Super Impulse was able to get the bosses into the game as well. Rocksteady appears at the end of the first level, followed by Baxter in the sewer, and so on. It is only 3 levels long though, and I have actually yet to beat it. I can make it to the street level following the dual boss fight with Bebop and Rocksteady where things just get really cheap. Foot in cars or on motorcycles will fly by and they’re a one-hit death. I even reached this scenario with all of my lives intact, but died when I got hit by a motorcycle. The game respawned me in the path of a Foot missile, another one-hit death, and it was an unending cycle that took all four of my lives in the span of a few seconds. Prior to this though, I found the game extraordinarily easy. The bosses are staggered when struck and they can’t break out of it so this game is one you can essentially button mash through. You really only have to make sure enemies don’t surround you and learn to avoid the few level obstacles there are. Defeating enemies seems to restore your health bar as there are no pizza pick-ups. The environment also cannot be interacted with like it can be with the original, so no smashing fire hydrants or traffic cones.

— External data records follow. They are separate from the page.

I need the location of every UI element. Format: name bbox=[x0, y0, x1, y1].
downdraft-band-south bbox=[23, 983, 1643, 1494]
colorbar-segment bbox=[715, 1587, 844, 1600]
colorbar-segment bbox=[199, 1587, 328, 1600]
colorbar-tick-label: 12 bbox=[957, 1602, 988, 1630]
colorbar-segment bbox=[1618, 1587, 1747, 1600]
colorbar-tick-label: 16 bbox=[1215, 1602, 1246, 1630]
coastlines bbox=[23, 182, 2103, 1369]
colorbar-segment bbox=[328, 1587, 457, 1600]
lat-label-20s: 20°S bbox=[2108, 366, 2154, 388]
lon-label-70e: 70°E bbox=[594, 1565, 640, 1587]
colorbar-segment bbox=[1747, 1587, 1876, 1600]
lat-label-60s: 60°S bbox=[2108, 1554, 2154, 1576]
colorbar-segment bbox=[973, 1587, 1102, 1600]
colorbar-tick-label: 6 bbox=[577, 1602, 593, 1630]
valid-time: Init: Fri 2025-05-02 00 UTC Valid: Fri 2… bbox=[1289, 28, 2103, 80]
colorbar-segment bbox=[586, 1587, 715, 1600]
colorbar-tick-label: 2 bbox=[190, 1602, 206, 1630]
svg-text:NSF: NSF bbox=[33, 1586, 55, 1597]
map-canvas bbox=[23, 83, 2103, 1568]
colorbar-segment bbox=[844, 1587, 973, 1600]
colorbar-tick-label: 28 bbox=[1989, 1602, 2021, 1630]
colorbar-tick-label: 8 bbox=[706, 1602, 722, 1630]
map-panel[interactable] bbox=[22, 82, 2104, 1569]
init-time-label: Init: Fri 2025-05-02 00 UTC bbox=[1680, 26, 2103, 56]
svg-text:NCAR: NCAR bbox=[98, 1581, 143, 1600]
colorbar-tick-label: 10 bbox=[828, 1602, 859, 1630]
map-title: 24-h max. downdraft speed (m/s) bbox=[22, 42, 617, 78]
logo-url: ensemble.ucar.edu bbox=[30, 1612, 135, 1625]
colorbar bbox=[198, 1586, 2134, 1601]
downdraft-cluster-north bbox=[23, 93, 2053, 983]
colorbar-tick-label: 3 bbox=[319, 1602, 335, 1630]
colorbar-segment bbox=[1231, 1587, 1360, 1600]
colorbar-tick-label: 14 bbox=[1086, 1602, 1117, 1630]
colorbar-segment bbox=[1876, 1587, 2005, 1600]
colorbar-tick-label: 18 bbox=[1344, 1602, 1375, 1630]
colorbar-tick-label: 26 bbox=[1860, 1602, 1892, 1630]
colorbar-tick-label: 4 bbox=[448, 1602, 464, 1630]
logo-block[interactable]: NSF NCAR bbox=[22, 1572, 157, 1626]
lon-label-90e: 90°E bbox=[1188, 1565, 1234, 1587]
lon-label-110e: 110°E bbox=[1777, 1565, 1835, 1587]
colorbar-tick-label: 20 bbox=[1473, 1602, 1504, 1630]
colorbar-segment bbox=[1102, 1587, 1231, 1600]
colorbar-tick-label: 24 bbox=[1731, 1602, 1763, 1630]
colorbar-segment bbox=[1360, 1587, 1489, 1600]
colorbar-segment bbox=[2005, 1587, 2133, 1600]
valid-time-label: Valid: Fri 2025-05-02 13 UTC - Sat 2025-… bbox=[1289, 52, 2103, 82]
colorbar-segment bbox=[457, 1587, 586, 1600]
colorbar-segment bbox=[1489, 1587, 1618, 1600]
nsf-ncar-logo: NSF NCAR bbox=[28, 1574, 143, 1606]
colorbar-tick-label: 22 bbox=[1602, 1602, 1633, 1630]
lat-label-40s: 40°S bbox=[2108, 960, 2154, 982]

I think most who pick this item up are doing so for the sheer novelty of it. And considering that, it’s still lacking. I find it rather deceptive of Super Impulse to not inform the consumer that only one turtle is selectable. I thought maybe they were going to release multiple versions, but that doesn’t appear to be the case. The actual game plays like a Java cell phone game from 2007. It’s so jittery that it barely feels like a full video game and more like a Tiger handheld. I expected this thing to have issues with the inputs, but I wasn’t expecting the video to be so poor. If Konami didn’t want its name on this thing it’s not hard to see why.
At $20, this item leaves a lot to be desired. I would almost rather a Hallmark ornament of this arcade cabinet instead since I was mostly interested in it for the aesthetics. Its dimensions are odd though, and the low-res images on the sides and marquee leave something to be desired as well. I thought this would be a fun addition to a someday NECA sewer lair for my action figures, but now it feels more like something I’m going to return to the store on my next visit.